# Sparky - horror/hope



## Leaky (Sep 11, 2007)

First off I guess I need to apologize for boring many folks. This is for those who know Sparky, so please bear with me, ok?
Anyway, last Thurs. I took him to the park in the evening to throw some tennis balls for him. The last throw, getting dark, in the parking lot, threw the ball, ran to get it and all of a sudden heard him screaming! Came back dragging his hind legs and feet all skinned up.    Took him to the vet the next day and knew something serious happened. X ray's didn't show much. Hind quarters completely paralyzed/immobile!!!  
Had mostly decided I was going to lose him by putting him down. Decided, along with the vet to hold him there at the vets over the weekend holidays and have a neurologist see him when the vet could find one, Everyone was gone over the holiday.

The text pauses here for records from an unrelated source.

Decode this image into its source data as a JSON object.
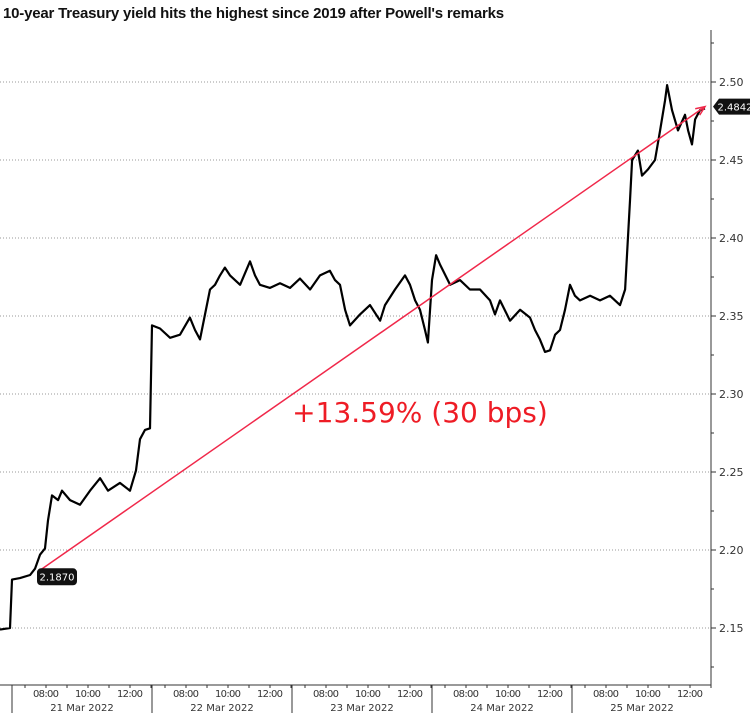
{
  "chart_data": {
    "type": "line",
    "title": "10-year Treasury yield hits the highest since 2019 after Powell's remarks",
    "xlabel": "",
    "ylabel": "",
    "ylim": [
      2.12,
      2.53
    ],
    "y_ticks": [
      "2.15",
      "2.20",
      "2.25",
      "2.30",
      "2.35",
      "2.40",
      "2.45",
      "2.50"
    ],
    "grid": true,
    "x_unit": "trading days since 21 Mar 2022 session start",
    "x_days": [
      "21 Mar 2022",
      "22 Mar 2022",
      "23 Mar 2022",
      "24 Mar 2022",
      "25 Mar 2022"
    ],
    "x_hours": [
      "08:00",
      "10:00",
      "12:00"
    ],
    "series": [
      {
        "name": "10-year Treasury yield",
        "color": "#000000",
        "points": [
          [
            -0.086,
            2.149
          ],
          [
            -0.014,
            2.15
          ],
          [
            0,
            2.181
          ],
          [
            0.057,
            2.182
          ],
          [
            0.129,
            2.184
          ],
          [
            0.164,
            2.188
          ],
          [
            0.2,
            2.197
          ],
          [
            0.236,
            2.201
          ],
          [
            0.257,
            2.219
          ],
          [
            0.286,
            2.235
          ],
          [
            0.329,
            2.232
          ],
          [
            0.357,
            2.238
          ],
          [
            0.414,
            2.232
          ],
          [
            0.486,
            2.229
          ],
          [
            0.557,
            2.238
          ],
          [
            0.629,
            2.246
          ],
          [
            0.686,
            2.238
          ],
          [
            0.771,
            2.243
          ],
          [
            0.843,
            2.238
          ],
          [
            0.886,
            2.251
          ],
          [
            0.914,
            2.271
          ],
          [
            0.95,
            2.277
          ],
          [
            0.986,
            2.278
          ],
          [
            1.0,
            2.344
          ],
          [
            1.057,
            2.342
          ],
          [
            1.129,
            2.336
          ],
          [
            1.2,
            2.338
          ],
          [
            1.271,
            2.349
          ],
          [
            1.307,
            2.341
          ],
          [
            1.343,
            2.335
          ],
          [
            1.414,
            2.367
          ],
          [
            1.45,
            2.37
          ],
          [
            1.486,
            2.376
          ],
          [
            1.521,
            2.381
          ],
          [
            1.557,
            2.376
          ],
          [
            1.629,
            2.37
          ],
          [
            1.7,
            2.385
          ],
          [
            1.736,
            2.376
          ],
          [
            1.771,
            2.37
          ],
          [
            1.843,
            2.368
          ],
          [
            1.914,
            2.371
          ],
          [
            1.986,
            2.368
          ],
          [
            2.057,
            2.374
          ],
          [
            2.129,
            2.367
          ],
          [
            2.2,
            2.376
          ],
          [
            2.271,
            2.379
          ],
          [
            2.307,
            2.373
          ],
          [
            2.343,
            2.37
          ],
          [
            2.379,
            2.354
          ],
          [
            2.414,
            2.344
          ],
          [
            2.486,
            2.351
          ],
          [
            2.557,
            2.357
          ],
          [
            2.629,
            2.347
          ],
          [
            2.664,
            2.357
          ],
          [
            2.736,
            2.367
          ],
          [
            2.807,
            2.376
          ],
          [
            2.843,
            2.37
          ],
          [
            2.879,
            2.36
          ],
          [
            2.914,
            2.354
          ],
          [
            2.95,
            2.341
          ],
          [
            2.971,
            2.333
          ],
          [
            3.0,
            2.373
          ],
          [
            3.029,
            2.389
          ],
          [
            3.057,
            2.383
          ],
          [
            3.129,
            2.37
          ],
          [
            3.2,
            2.373
          ],
          [
            3.271,
            2.367
          ],
          [
            3.343,
            2.367
          ],
          [
            3.414,
            2.36
          ],
          [
            3.45,
            2.351
          ],
          [
            3.486,
            2.36
          ],
          [
            3.557,
            2.347
          ],
          [
            3.629,
            2.354
          ],
          [
            3.7,
            2.349
          ],
          [
            3.736,
            2.341
          ],
          [
            3.771,
            2.335
          ],
          [
            3.807,
            2.327
          ],
          [
            3.843,
            2.328
          ],
          [
            3.879,
            2.338
          ],
          [
            3.914,
            2.341
          ],
          [
            3.95,
            2.354
          ],
          [
            3.986,
            2.37
          ],
          [
            4.021,
            2.363
          ],
          [
            4.057,
            2.36
          ],
          [
            4.129,
            2.363
          ],
          [
            4.2,
            2.36
          ],
          [
            4.271,
            2.363
          ],
          [
            4.343,
            2.357
          ],
          [
            4.379,
            2.367
          ],
          [
            4.414,
            2.424
          ],
          [
            4.429,
            2.45
          ],
          [
            4.471,
            2.456
          ],
          [
            4.5,
            2.44
          ],
          [
            4.543,
            2.444
          ],
          [
            4.593,
            2.45
          ],
          [
            4.629,
            2.469
          ],
          [
            4.664,
            2.488
          ],
          [
            4.679,
            2.498
          ],
          [
            4.714,
            2.482
          ],
          [
            4.757,
            2.469
          ],
          [
            4.807,
            2.479
          ],
          [
            4.829,
            2.469
          ],
          [
            4.857,
            2.46
          ],
          [
            4.879,
            2.476
          ],
          [
            4.914,
            2.482
          ],
          [
            4.95,
            2.483
          ]
        ]
      }
    ],
    "trend": {
      "from": [
        0.2,
        2.187
      ],
      "to": [
        4.95,
        2.4842
      ],
      "color": "#f0284a"
    },
    "labels": {
      "start": "2.1870",
      "last": "2.4842"
    },
    "annotation": {
      "text": "+13.59% (30 bps)",
      "color": "#ee1c25"
    }
  }
}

In hind sight, this might have been the best thing to happen.
Wow ------ today, he was much improved and walking, although very weakly. The neuro. guy looked at him and concluded. a herniated disk.
Prognosis, rest, slow exercise/rehab and he very well could be back to the old Sparkinator that some of us know. Will take a long time but, ----------------, he'll be back and I won't lose him.


----------



## Markthehunter88 (Nov 5, 2010)

whhhhewwwww glad the ending wasnt what i was thinking...


----------



## izzydog (Jan 18, 2008)

Does Sparky have the worst luck in the world or the best? Or both? Poor feller.


----------